Haunt is a 2013 American supernatural horror film directed by Mac Carter in his feature film directorial debut. The film premiered at the Film Society of Lincoln Center on November 6, 2013, and was later released on video on demand on February 7, 2014. Haunt stars Harrison Gilbertson as a teenager who moves into a new house and goes through not only a sexual awakening but also a terrifying haunting.

Plot
A distraught man, Franklin, tries to speak to his dead children in the afterlife by using an EVP box; soon thereafter, he is mysteriously possessed by a ghost, which then apparently causes him to kill himself.

After this incident, a woman who will come to be known to the viewer as Dr. Morello begins narrating about her family and how they were murdered one by one by an unknown force.
When Evan Asher (Harrison Gilbertson) and his family move into the old Morello house some years later, they are largely unaware that it has a history of death and grief. After having difficulties sleeping, Evan goes for a walk where he meets Samantha Richards (Liana Liberato) crying as a result of her drunk, abusive father. They say goodbye but she sneaks into his bed that same night.  Soon after their arrival Evan begins to experience paranormal activity and enlists Samantha's help to uncover what is going on.

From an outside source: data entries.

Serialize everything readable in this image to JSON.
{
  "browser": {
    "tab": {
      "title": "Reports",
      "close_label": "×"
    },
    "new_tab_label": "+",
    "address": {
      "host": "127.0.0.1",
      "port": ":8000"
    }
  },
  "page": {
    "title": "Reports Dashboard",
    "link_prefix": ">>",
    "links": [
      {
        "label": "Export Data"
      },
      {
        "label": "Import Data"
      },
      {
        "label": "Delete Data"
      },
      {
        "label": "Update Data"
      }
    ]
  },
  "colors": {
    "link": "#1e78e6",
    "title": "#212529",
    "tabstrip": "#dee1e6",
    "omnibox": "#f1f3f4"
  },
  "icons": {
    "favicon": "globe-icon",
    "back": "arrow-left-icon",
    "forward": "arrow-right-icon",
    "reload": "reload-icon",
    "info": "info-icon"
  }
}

As the two teens spend more and more time with each other, they begin to fall in love and in the course of exploring the house, find the same EVP box from before. Not really expecting anything to actually happen, they use it to speak with the dead and it starts working. The ghosts continue haunting the two teens as well as psychically contacting the youngest child (leaving the parents unaware of the whole situation), and at the urging of Dr. Morello, whom they deduce might know something about the hauntings, the frightened Evan and Sam decide to burn the box and the belongings of the previous owners. They also seal the small room in their attic bedroom where the box was found. However, these actions fail to work as hoped and the ghost of a woman haunts them that night and locks the door.
 
It is then revealed to Sam in a psychic vision that the ghost is vengeful. Frank Morello had an affair with a woman who was his neighbor and his wife's patient. This woman gave birth to a daughter revealed to be Samantha. Doctor Morello finds out about the affair and brutally kills the woman while the weak-willed Frank stands by and watches, holding the daughter he sired. The woman is then buried in a small room in the attic, where Evan is staying now. Sam is then possessed by her mother's spirit who in turn kills Evan by bludgeoning him with a hammer saying "You shouldn't have burned the box, you shouldn't have closed the room."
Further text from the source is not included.